Premesso che l’aggressore va punito con il massimo rigore e che non ho nessuna simpatia per il prete (non ce l’ho perché chi si scusa di quanto ha espresso solo per le pressioni dei superiori non può vantare un grande spessore morale), cosa c’è di sbagliato nelle parole del sacerdote? Forse può condannarlo chi è cristiano perché non si è comportato come tale, ma io che non sono credente e rispondo solo al mio buon senso non trovo nulla di sbagliato. Ci sono tutti gli elementi per il concorso di colpa esistenziale.

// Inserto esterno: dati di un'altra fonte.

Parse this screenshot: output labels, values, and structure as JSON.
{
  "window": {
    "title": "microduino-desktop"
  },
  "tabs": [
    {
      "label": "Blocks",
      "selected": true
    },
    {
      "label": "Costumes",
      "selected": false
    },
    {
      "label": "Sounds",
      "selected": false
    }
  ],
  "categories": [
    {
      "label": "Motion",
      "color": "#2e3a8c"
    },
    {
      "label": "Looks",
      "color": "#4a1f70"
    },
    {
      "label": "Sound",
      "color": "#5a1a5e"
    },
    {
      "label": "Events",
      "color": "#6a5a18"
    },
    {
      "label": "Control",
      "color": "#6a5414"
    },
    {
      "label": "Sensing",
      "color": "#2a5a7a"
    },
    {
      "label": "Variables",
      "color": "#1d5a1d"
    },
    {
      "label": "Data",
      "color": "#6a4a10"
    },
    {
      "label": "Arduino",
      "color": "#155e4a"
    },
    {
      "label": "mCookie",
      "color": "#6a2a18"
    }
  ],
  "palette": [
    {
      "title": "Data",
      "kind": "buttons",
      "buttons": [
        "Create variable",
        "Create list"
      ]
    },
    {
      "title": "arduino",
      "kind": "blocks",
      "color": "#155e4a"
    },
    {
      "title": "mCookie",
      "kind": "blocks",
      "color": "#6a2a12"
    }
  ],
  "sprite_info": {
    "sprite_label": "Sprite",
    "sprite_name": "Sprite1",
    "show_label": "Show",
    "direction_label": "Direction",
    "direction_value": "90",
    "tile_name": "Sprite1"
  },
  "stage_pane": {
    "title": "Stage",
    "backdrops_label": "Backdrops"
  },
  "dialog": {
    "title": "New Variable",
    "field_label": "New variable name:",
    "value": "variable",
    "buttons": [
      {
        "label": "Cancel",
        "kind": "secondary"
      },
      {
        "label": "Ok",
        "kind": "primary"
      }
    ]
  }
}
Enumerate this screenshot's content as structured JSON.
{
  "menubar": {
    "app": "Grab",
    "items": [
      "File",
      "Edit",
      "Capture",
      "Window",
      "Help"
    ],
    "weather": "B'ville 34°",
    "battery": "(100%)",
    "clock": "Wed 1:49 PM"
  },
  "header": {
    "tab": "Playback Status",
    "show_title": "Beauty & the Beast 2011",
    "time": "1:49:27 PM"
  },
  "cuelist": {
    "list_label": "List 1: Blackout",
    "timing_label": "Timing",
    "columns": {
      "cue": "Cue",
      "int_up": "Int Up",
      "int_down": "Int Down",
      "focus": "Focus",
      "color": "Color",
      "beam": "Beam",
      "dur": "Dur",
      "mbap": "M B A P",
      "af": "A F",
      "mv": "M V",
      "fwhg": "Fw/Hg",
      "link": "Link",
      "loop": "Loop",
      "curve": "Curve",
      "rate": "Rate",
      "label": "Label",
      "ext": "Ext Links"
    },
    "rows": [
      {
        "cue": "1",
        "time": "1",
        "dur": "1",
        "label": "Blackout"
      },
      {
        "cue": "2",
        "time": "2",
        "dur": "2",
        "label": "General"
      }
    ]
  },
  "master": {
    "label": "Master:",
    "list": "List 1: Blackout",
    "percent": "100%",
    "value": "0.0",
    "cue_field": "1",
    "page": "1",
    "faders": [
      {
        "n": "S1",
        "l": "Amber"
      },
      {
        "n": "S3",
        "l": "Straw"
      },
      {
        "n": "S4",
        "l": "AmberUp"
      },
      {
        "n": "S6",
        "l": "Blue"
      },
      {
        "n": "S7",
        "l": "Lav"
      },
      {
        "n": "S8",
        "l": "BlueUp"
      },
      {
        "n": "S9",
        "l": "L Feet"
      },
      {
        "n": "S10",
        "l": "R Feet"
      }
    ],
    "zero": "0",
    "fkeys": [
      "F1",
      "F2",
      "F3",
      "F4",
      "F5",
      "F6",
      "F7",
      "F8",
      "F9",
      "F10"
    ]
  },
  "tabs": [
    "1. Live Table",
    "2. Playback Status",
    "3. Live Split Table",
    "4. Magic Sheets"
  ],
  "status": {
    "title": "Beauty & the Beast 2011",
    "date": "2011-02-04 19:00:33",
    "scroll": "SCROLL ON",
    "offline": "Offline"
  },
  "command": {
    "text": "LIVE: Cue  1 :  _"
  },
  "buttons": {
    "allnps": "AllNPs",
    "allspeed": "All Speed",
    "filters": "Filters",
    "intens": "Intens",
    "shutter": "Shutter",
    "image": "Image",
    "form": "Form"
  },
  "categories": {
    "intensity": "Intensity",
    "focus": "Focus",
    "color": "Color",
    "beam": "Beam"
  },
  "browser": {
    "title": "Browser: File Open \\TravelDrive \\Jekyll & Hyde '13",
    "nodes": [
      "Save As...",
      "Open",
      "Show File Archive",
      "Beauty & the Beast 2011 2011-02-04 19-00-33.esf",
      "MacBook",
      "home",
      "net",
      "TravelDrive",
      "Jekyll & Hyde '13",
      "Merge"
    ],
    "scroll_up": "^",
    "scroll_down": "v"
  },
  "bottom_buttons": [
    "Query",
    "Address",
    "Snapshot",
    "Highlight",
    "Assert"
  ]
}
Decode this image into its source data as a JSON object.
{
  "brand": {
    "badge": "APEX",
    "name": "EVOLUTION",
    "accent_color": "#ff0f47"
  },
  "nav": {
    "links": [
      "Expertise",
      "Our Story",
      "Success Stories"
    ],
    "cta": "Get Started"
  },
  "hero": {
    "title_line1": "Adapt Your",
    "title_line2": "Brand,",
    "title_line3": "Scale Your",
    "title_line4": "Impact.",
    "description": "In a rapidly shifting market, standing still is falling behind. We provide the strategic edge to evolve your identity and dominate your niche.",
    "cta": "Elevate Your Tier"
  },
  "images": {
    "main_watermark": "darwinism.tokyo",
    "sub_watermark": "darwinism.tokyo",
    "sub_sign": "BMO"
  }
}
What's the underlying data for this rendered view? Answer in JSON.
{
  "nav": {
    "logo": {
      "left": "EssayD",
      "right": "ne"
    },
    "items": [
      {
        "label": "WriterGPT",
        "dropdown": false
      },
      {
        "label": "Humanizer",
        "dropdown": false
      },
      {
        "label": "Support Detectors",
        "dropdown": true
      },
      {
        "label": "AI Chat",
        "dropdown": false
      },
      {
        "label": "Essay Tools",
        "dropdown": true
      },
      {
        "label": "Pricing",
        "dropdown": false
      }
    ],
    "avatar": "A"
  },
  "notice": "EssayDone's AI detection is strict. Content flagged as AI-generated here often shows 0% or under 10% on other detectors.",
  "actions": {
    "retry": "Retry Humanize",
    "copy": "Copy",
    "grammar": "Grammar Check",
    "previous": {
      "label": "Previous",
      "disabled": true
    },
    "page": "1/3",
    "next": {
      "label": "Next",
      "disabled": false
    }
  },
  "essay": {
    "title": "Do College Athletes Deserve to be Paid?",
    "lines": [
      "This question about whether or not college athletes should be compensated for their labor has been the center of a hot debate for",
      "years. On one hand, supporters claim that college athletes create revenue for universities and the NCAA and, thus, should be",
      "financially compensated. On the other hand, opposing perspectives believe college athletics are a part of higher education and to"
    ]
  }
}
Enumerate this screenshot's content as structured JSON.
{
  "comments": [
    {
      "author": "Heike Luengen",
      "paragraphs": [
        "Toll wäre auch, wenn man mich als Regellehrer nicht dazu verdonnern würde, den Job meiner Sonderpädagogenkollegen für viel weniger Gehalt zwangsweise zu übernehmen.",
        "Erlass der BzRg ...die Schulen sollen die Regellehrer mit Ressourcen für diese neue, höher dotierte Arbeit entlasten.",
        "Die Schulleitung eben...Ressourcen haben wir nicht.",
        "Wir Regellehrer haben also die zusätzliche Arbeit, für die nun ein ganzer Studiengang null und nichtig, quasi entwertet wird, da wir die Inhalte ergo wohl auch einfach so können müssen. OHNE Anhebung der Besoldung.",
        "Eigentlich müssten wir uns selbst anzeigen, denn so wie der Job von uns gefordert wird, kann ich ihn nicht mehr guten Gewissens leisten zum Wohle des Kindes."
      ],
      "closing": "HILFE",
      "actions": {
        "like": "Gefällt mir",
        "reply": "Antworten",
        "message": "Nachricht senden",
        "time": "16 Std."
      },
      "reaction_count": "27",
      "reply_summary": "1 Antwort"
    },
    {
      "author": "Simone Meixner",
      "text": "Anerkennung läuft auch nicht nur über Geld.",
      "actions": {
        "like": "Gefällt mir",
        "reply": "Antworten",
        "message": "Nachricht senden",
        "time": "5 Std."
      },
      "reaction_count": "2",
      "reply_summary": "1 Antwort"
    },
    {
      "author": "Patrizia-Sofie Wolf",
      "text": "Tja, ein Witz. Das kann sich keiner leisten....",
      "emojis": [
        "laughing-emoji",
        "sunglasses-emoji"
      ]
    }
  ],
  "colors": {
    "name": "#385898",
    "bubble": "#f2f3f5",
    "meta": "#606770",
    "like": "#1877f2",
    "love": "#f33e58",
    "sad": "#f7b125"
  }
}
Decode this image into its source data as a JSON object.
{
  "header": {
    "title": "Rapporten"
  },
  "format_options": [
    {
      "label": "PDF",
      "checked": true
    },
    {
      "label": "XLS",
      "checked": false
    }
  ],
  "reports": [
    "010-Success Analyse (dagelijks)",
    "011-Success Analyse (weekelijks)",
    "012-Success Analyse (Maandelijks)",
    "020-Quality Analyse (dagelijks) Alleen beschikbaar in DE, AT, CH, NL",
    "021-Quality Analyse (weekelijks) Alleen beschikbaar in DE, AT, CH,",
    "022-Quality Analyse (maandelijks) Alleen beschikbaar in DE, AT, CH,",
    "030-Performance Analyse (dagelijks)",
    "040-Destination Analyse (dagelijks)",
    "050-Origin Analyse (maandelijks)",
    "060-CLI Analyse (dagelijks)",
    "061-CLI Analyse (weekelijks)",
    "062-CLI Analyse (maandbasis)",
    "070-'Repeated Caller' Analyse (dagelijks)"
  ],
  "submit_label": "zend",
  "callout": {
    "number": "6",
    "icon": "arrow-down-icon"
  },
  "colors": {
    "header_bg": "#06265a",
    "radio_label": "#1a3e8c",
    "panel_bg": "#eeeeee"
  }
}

La ragazza frequenta un luogo non idilliaco (vedi Bronx) e si ubriaca perché ha scelto la cultura dello sballo. Già qui il concorso di colpa esistenziale è evidente. Poi si allontana con un maghrebino. Qui i benpensanti incominciano a pensare che il sacerdote sia razzista, ma se lo pensano davvero sono anche loro colpevoli di concorso di colpa esistenziale. Le statistiche dicono chiaramente che gli extracomunitari delinquono maggiormente che gli italiani, per cui, senza una vera conoscenza della persona (ci sono maghrebini rispettabilissimi), se dovessi scegliere a caso se passare una sera in uno scompartimento ferroviario con un italiano o con un maghrebino, entrambi sconosciuti, sceglierei l’italiano per semplice calcolo delle probabilità. Chi contesta questo ragionamento dovrebbe farsi registrare il cervello perché chi fa scelte irrazionali non può pretendere di dire che il suo cervello funziona bene. Infine il discorso sulla pietà. Sarà cristianamente dovuta, ma esistenzialmente lo è tanto meno quanto maggiore è il concorso di colpa esistenziale. E sinceramente qui provare pietà è solo patosensibilità o intellettualismo dell’ultima ora. Assolvere in pieno la ragazza vuol dire che nelle sue scelte non ha sbagliato nulla e ciò è assurdo.
Riassumendo…
Se una donna molto bella si esibisce in un costume succinto in una piscina pubblica di una grande metropoli occidentale, la probabilità di un evento spiacevole è molto bassa; se la stessa donna lo fa in una strada di un Paese islamico, il rischio di avere problemi è enormemente più alto. Stesso discorso per una donna che accetta un passaggio da uno sconosciuto a notte fonda: il rischio è elevato, mentre non lo è se passeggia in pieno centro di una città “civile”.
In conclusione, il concorso di colpa esistenziale non è una bocciatura morale, ma esistenziale. L’ingenuità nella vita si paga sempre.
Quante tragedie potrebbero essere evitate se la vittima in qualche modo (è l’alternativa che si deve ogni volta ricercare) non avesse agevolato il carnefice! Le nostre scelte possono cioè aiutare le persone malvage o il presunto destino ad abbatterci. Anche banali situazioni che esplodono molti anni dopo il loro innesco hanno sempre un concorso di colpa: basti pensare ai problemi cronici di salute in tanti over 50 che non hanno mai fatto nulla per arginare i piccoli campanelli d’allarme che il loro corpo lanciava.
Cerchiamo quindi di capire che
faber est suae quisque fortunae (ognuno è artefice del proprio destino)*
* Frase attribuita al console Appio Claudio Cieco in un’opera attribuita a Sallustio.